>
Microsoft has released its initial conclusions about what it believes caused a major recent outage that affected some of its most popular software offerings.
The outage prevented employees across Europe and Asia from logging into Microsoft 365 services for hours, with Microsoft Teams, Outlook, OneDrive for Business, Exchange Online and SharePoint all affected.
After initially identifying “a change in wide area network (WAN) routing” as the culprit, Microsoft has now released the findings (opens in new tab) from the initial investigation into the outage, which revealed that things were, in fact, a bit complicated.
Outage Microsoft Teams explained
“Between 07:05 UTC and 12:43 UTC on January 25, 2023, customers experienced network connectivity issues manifested as long network latency and/or timeouts when attempting to connect to resources hosted in Azure regions, as well as other Microsoft services, including Microsoft 365 and Power Platform,” the company’s report said.
“We determined that a change in the Microsoft wide area network (WAN) affected connectivity between clients on the Internet to Azure, connectivity across regions, and cross-premises connectivity over ExpressRoute.”
As part of a planned change to update the IP address on a WAN router, a command given to the router caused it to send messages to all other routers on the WAN, causing them all to adjacent and forwarding tables had to be recalculated.
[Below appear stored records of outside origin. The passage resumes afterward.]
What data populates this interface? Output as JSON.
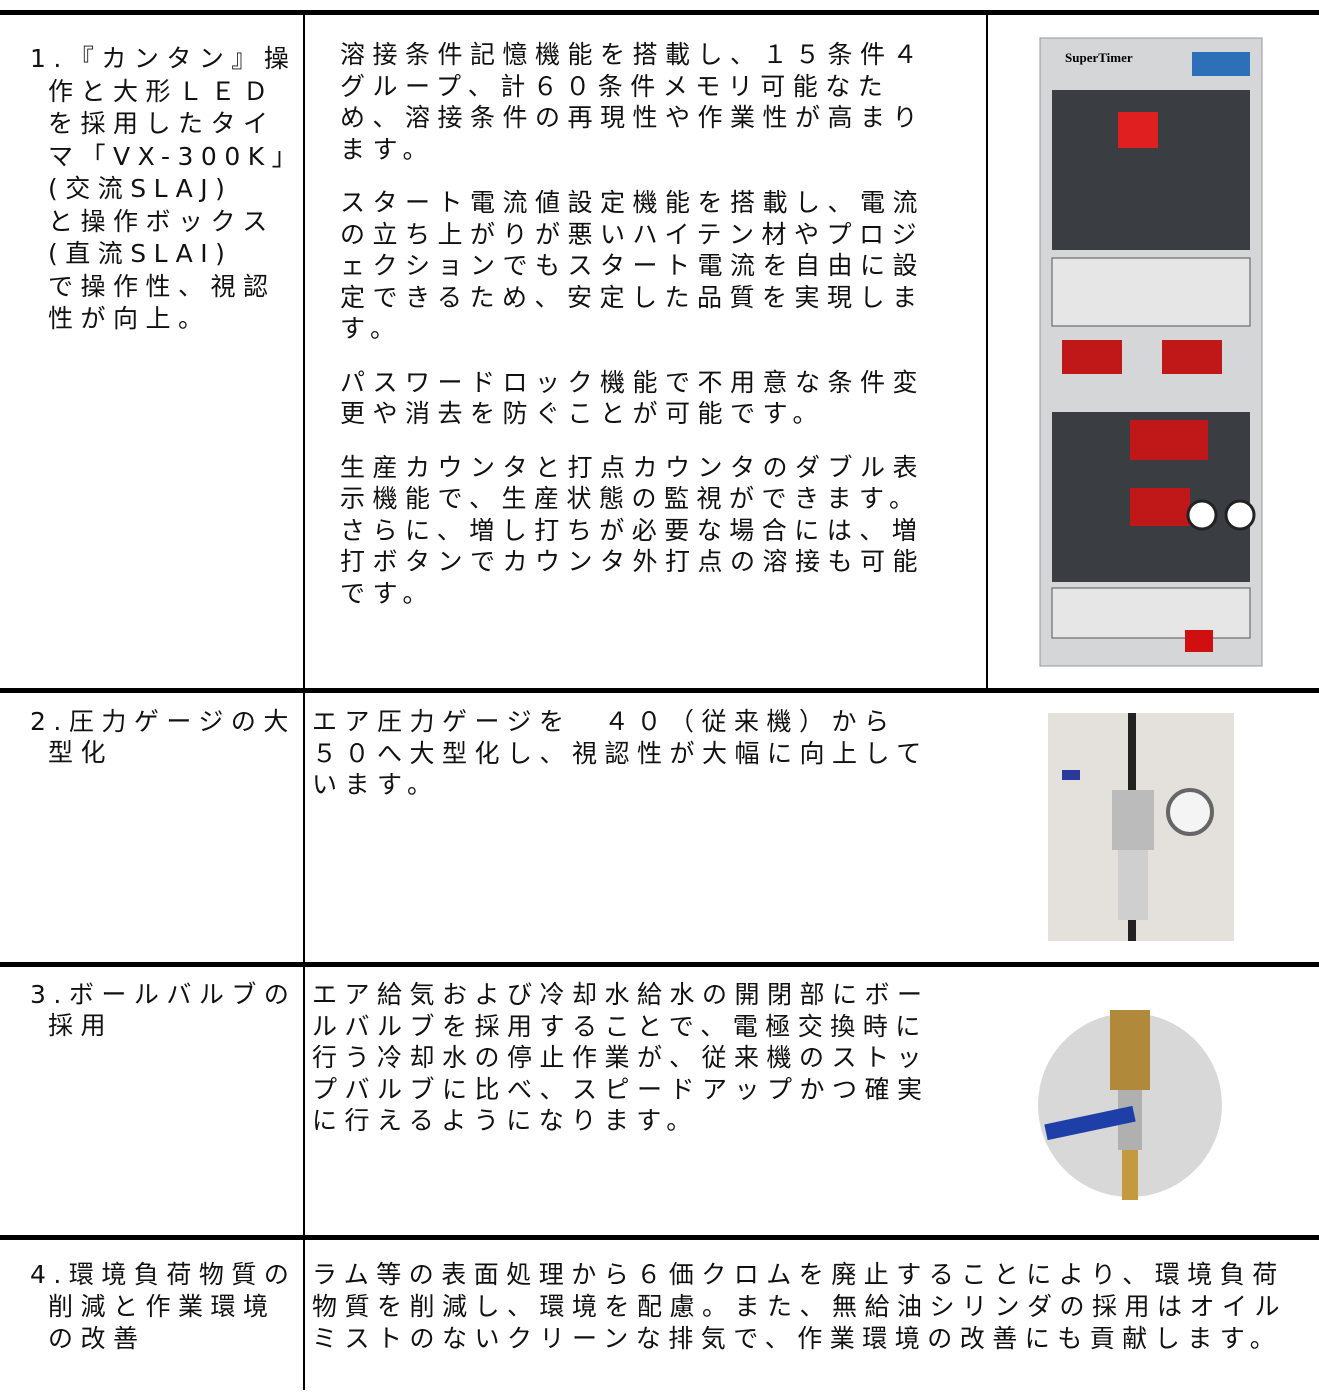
{
  "rows": [
    {
      "label": [
        "1.『カンタン』操",
        "作と大形ＬＥＤ",
        "を採用したタイ",
        "マ「VX-300K」",
        "(交流SLAJ)",
        "と操作ボックス",
        "(直流SLAI)",
        "で操作性、視認",
        "性が向上。"
      ],
      "paragraphs": [
        [
          "溶接条件記憶機能を搭載し、１５条件４",
          "グループ、計６０条件メモリ可能なた",
          "め、溶接条件の再現性や作業性が高まり",
          "ます。"
        ],
        [
          "スタート電流値設定機能を搭載し、電流",
          "の立ち上がりが悪いハイテン材やプロジ",
          "ェクションでもスタート電流を自由に設",
          "定できるため、安定した品質を実現しま",
          "す。"
        ],
        [
          "パスワードロック機能で不用意な条件変",
          "更や消去を防ぐことが可能です。"
        ],
        [
          "生産カウンタと打点カウンタのダブル表",
          "示機能で、生産状態の監視ができます。",
          "さらに、増し打ちが必要な場合には、増",
          "打ボタンでカウンタ外打点の溶接も可能",
          "です。"
        ]
      ]
    },
    {
      "label": [
        "2.圧力ゲージの大",
        "型化"
      ],
      "paragraphs": [
        [
          "エア圧力ゲージを　４０（従来機）から",
          "５０へ大型化し、視認性が大幅に向上して",
          "います。"
        ]
      ]
    },
    {
      "label": [
        "3.ボールバルブの",
        "採用"
      ],
      "paragraphs": [
        [
          "エア給気および冷却水給水の開閉部にボー",
          "ルバルブを採用することで、電極交換時に",
          "行う冷却水の停止作業が、従来機のストッ",
          "プバルブに比べ、スピードアップかつ確実",
          "に行えるようになります。"
        ]
      ]
    },
    {
      "label": [
        "4.環境負荷物質の",
        "削減と作業環境",
        "の改善"
      ],
      "paragraphs": [
        [
          "ラム等の表面処理から６価クロムを廃止することにより、環境負荷",
          "物質を削減し、環境を配慮。また、無給油シリンダの採用はオイル",
          "ミストのないクリーンな排気で、作業環境の改善にも貢献します。"
        ]
      ]
    }
  ]
}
During this recalculation process, the routers were unable to correctly forward the packets they passed. The command that caused the problem behaves differently on different network devices and the command was not vetted using our full qualification process on the router it was on.”
Microsoft said it was generally able to identify the problem within an hour and all of its internal network equipment was back to normal within two and a half hours.
To help prevent the same problem from happening again in the future, Microsoft has “blocked very powerful commands from running on the devices”. The company is also working on adding a new requirement for all command execution on its devices to follow safe change guidelines.